Les faits sont là : des emplois en moins, quand on fait les comptes sérieusement, avec la suppression prévisible de postes à l'Office national de la chasse et de la faune sauvage et au Conseil supérieur de la pêche ; de terribles coupes dans le budget de l'ADEME, menacée aujourd'hui d'asphyxie ; une baisse de 12 % des crédits pour la politique de l'eau, dont le report vers les agences n'inquiète pas seulement à gauche ; une diminution supérieure à 40 % des crédits pour les déchets... sans oublier la déprime des chiffres pour la prévention des risques et de la pollution, l'enlisement des crédits pour la gestion des milieux et de la biodiversité - l'augmentation de 14 % qui est annoncée ne permet même pas de rattraper le niveau de 2002 - , les moyens misérables de l'Agence française de sécurité sanitaire environnementale, inférieurs à ceux qui sont alloués à un établissement scolaire moyen de 500 élèves et ce au moment où l'augmentation des pathologies liées à l'environnement est enfin admise par tous, ou encore l'absence de soutien budgétaire à une politique climatique digne de ce nom.

Vous le savez, monsieur le ministre, personne n'est dupe - même pas vous ! - des rallonges que vous annoncez dans la loi de finances rectificative.
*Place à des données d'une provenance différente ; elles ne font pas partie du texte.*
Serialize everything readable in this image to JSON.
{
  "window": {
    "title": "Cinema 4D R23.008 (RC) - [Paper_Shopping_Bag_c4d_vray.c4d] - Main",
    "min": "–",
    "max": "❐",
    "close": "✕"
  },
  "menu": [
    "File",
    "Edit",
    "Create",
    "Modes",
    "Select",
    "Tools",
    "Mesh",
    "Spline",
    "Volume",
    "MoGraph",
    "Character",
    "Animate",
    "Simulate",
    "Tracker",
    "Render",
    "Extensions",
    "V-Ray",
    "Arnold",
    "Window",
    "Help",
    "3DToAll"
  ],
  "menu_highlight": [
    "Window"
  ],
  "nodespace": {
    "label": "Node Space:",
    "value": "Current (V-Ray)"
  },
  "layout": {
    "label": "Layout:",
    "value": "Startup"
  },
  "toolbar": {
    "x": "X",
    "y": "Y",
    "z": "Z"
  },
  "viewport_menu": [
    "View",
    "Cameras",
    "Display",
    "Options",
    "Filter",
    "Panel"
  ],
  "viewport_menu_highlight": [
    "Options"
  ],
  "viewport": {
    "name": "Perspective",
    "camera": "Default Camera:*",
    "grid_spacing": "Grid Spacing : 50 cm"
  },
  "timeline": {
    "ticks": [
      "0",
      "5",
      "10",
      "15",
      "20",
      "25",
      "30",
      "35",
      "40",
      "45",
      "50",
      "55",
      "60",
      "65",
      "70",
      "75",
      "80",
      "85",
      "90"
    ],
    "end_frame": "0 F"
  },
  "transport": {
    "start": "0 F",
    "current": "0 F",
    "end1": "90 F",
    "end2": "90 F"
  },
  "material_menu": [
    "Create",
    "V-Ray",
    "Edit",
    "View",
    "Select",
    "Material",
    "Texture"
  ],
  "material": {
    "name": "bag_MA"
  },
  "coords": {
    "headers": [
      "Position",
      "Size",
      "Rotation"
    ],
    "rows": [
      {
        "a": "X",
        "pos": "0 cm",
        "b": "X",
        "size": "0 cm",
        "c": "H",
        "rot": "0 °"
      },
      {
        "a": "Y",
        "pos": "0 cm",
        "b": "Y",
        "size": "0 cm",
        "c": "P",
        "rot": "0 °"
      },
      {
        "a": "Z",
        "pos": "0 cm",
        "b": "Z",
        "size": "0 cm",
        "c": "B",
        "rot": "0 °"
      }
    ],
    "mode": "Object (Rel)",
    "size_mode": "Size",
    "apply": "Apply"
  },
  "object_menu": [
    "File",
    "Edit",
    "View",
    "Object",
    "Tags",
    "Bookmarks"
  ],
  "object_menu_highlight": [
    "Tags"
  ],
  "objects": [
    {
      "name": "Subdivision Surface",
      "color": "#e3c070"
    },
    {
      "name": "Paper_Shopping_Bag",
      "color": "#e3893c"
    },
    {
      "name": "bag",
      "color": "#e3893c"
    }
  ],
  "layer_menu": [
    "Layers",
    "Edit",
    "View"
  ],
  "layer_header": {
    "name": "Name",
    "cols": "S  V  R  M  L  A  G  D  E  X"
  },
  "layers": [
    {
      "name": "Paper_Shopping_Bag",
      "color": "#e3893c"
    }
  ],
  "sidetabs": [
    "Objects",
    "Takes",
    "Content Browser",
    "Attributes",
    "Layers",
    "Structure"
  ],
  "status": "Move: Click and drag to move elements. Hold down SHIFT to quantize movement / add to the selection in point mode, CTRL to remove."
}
Il n'y a là que de l'habillage et du cache-misère. Budget d'affichage, gels, annulations, reports, colmatage en loi de finances rectificative, vous connaissez la musique aussi bien que nous.

Ce qui m'inquiète le plus, au-delà même des crédits budgétaires qui sont évidemment de bons indicateurs, c'est la perte de crédit politique de ce ministère, que je voudrais illustrer dans trois directions : le travail interministériel, la place du ministère en tant qu'administration de l'Etat et le travail législatif.

Je ne vais pas vous raconter ou me raconter des histoires, la tâche du ministre de l'environnement en interministériel n'a jamais été facile. Mais quand même !

Concernant les questions énergétiques, votre silence sur la décision de construire l'EPR est assourdissant. Et la hâte avec laquelle votre judicieux projet de bonus-malus pour les véhicules automobiles a été enterré montre que c'est plus que jamais le ministère de l'industrie qui pèse sur la politique environnementale de notre pays.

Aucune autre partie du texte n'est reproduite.